Just as coming down a steep ice slope where steps have to be cut by men roped together, the best man should come last, so the last man rescued from a wreck should have a good clear head and the stoutest heart of all; and last man came bravely the captain, to the great joy of his little son.

Then the lifeboatmen turned to preparations for home. They dared not get in their cable and heave their anchor on board, lest they should be carried back and dashed against the wreck, the danger of which, a glance at the sketch will show. So they got a spring on the cable, to cant the lifeboat's head to starboard or landsward, and with a parting 'Hurrah!' they slipped their cable, of course thus sacrificing it and their anchor. They hoisted their foresail, and with a gale of wind behind them raced into and through the surf on the Goodwins, which lay between them and home.

The Goodwins are four miles wide, and the land was eight miles distant, but a splendid success had crowned the brave and steadfast Deal coxswain's efforts. Not a man was lost, and they had with them in the lifeboat the shipwrecked vessel's crew--all saved.

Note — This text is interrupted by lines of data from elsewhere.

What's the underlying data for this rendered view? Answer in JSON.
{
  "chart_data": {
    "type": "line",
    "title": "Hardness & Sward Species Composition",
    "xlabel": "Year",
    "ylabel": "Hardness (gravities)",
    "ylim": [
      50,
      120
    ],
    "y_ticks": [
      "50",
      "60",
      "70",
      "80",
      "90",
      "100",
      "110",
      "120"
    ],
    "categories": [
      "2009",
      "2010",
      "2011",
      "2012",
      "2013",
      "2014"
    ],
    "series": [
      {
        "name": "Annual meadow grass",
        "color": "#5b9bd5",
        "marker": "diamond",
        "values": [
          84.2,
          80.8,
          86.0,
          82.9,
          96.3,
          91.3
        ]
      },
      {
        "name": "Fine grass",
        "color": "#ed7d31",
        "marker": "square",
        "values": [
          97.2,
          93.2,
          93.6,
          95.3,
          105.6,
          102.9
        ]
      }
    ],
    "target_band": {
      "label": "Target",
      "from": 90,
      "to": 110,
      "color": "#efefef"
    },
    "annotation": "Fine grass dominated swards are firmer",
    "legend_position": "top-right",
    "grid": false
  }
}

It was a noble sight to see the lifeboat nearing the land that morning at 7 a.m. The British red ensign was flying proudly from her peak, in token of 'rescued crew on board'; and as the men jumped out, I grasped the brave coxswain's hand and said, 'Well done, Roberts!' And as I saw the rescued crew and their gallant deliverers, 'God bless you, my lads, well done!' The words will be echoed in many a heart, but could my readers have seen the faces of the lifeboatmen, weather-beaten and incrusted with salt, or watched them, as they staggered wearied but rejoicing up the beach--could they have knelt in the thanksgiving service which I held that morning with the rescued crew, and have heard their graphic version of the grim reality--and how that the living God had in His mercy stretched out His arm and saved them from death on the Goodwins, they would better understand,--better, far, than words of mine can bring it home--how splendid a deed of mercy and of daring was that day done by the coxswain and the crew of the North Deal lifeboat[1].

[1] The names of the crew of the lifeboat on this occasion (being one man short, which was not observed in the darkness of the launch) were--Richd. Roberts (coxswain), G. Marlowe, John May, Henry May, Wm. Hanger, Ed. Pain, R. Betts, G. Brown, David Foster, Wm. Nicholas, Henry Roberts, R. Ashington, John Adams, John Marsh.